À Citroën, la direction a trouvé la parade aux grèves ouvrières : elle ne discute pas, elle licencie.
La grève déclenchée à Citroën par les travailleurs arabes dans la première quinzaine de septembre 1973 n'aura pas duré longtemps. La réponse patronale est immédiate et sans nuance : licenciements massifs. Près de 40 % des grévistes sont remerciés à l'issue du mouvement. Dans les usines du quai de Javel (15e arrondissement) et de Saint-Ouen, où la main-d'œuvre immigrée est surreprésentée aux postes d'ouvriers spécialisés, cette proportion représente des centaines d'hommes mis à la rue.

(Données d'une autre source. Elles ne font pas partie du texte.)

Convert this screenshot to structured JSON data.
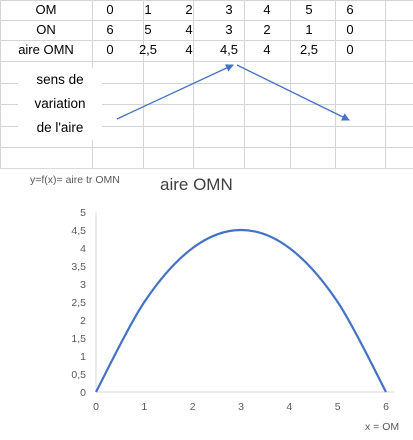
{
  "table": {
    "rows": [
      {
        "label": "OM",
        "values": [
          "0",
          "1",
          "2",
          "3",
          "4",
          "5",
          "6"
        ]
      },
      {
        "label": "ON",
        "values": [
          "6",
          "5",
          "4",
          "3",
          "2",
          "1",
          "0"
        ]
      },
      {
        "label": "aire OMN",
        "values": [
          "0",
          "2,5",
          "4",
          "4,5",
          "4",
          "2,5",
          "0"
        ]
      }
    ],
    "variation_label": [
      "sens de",
      "variation",
      "de l'aire"
    ]
  },
  "chart_data": {
    "type": "line",
    "title": "aire OMN",
    "ylabel": "y=f(x)= aire tr OMN",
    "xlabel": "x = OM",
    "x_ticks": [
      "0",
      "1",
      "2",
      "3",
      "4",
      "5",
      "6"
    ],
    "y_ticks": [
      "0",
      "0,5",
      "1",
      "1,5",
      "2",
      "2,5",
      "3",
      "3,5",
      "4",
      "4,5",
      "5"
    ],
    "xlim": [
      0,
      6
    ],
    "ylim": [
      0,
      5
    ],
    "grid": false,
    "series": [
      {
        "x": [
          0,
          1,
          2,
          3,
          4,
          5,
          6
        ],
        "y": [
          0,
          2.5,
          4,
          4.5,
          4,
          2.5,
          0
        ],
        "color": "#4472C4",
        "smooth": true
      }
    ]
  },
  "colors": {
    "line": "#4472C4",
    "arrow": "#4472C4",
    "grid": "#d4d4d4",
    "axis": "#d9d9d9"
  }
}
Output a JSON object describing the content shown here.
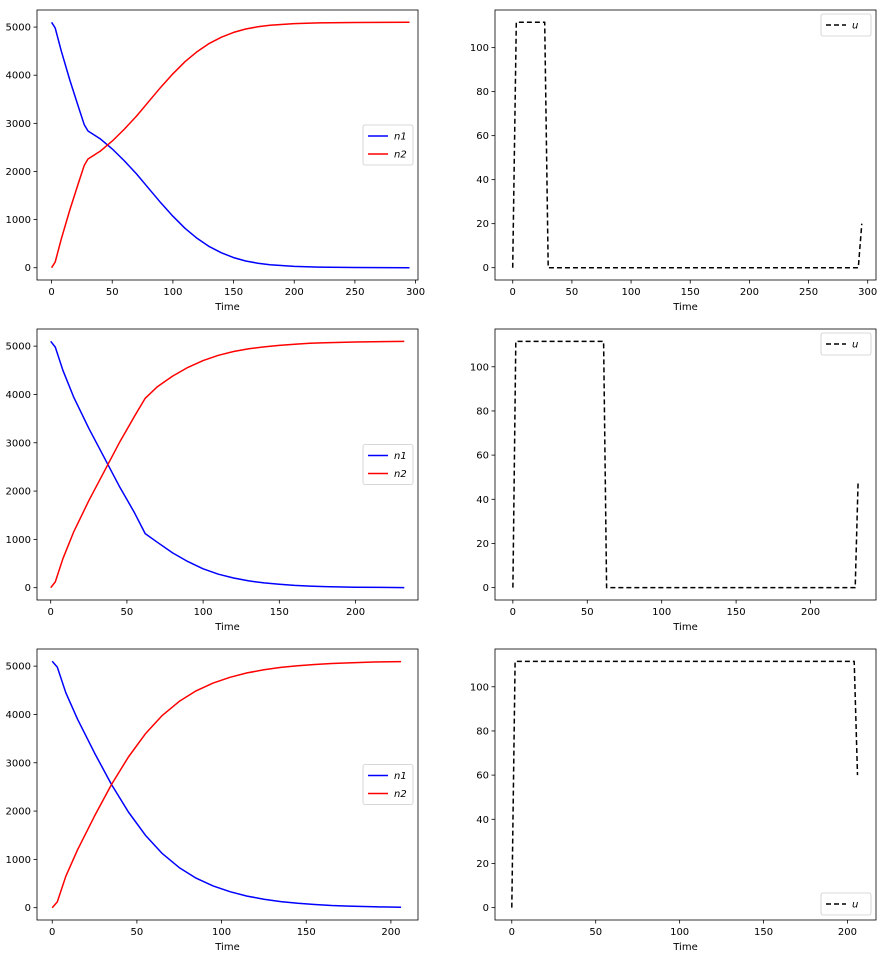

Citroën a été, tout au long des années 1960, l'un des employeurs les plus systématiquement hostiles à l'organisation syndicale indépendante. La direction a mis en place depuis des années la CSL, Confédération des syndicats libres, syndicat maison qui sert de tampon contre la CGT et la CFDT. Les OS immigrés, soumis à des cadences épuisantes et menacés à la moindre résistance de voir leur titre de séjour compromis, sont structurellement les plus exposés. La peur du renvoi est un instrument ordinaire de gouvernement de la main-d'œuvre.
En septembre 1973, le contexte a changé. La vague de racisme de l'été a provoqué une prise de conscience collective. Le Mouvement des travailleurs arabes a transformé une indignation diffuse en appel à la grève. À Paris, le 14 septembre, des délégués des chaînes Citroën ont participé au rassemblement de la Grande Mosquée. Le lendemain, des débrayages perturbent plusieurs ateliers.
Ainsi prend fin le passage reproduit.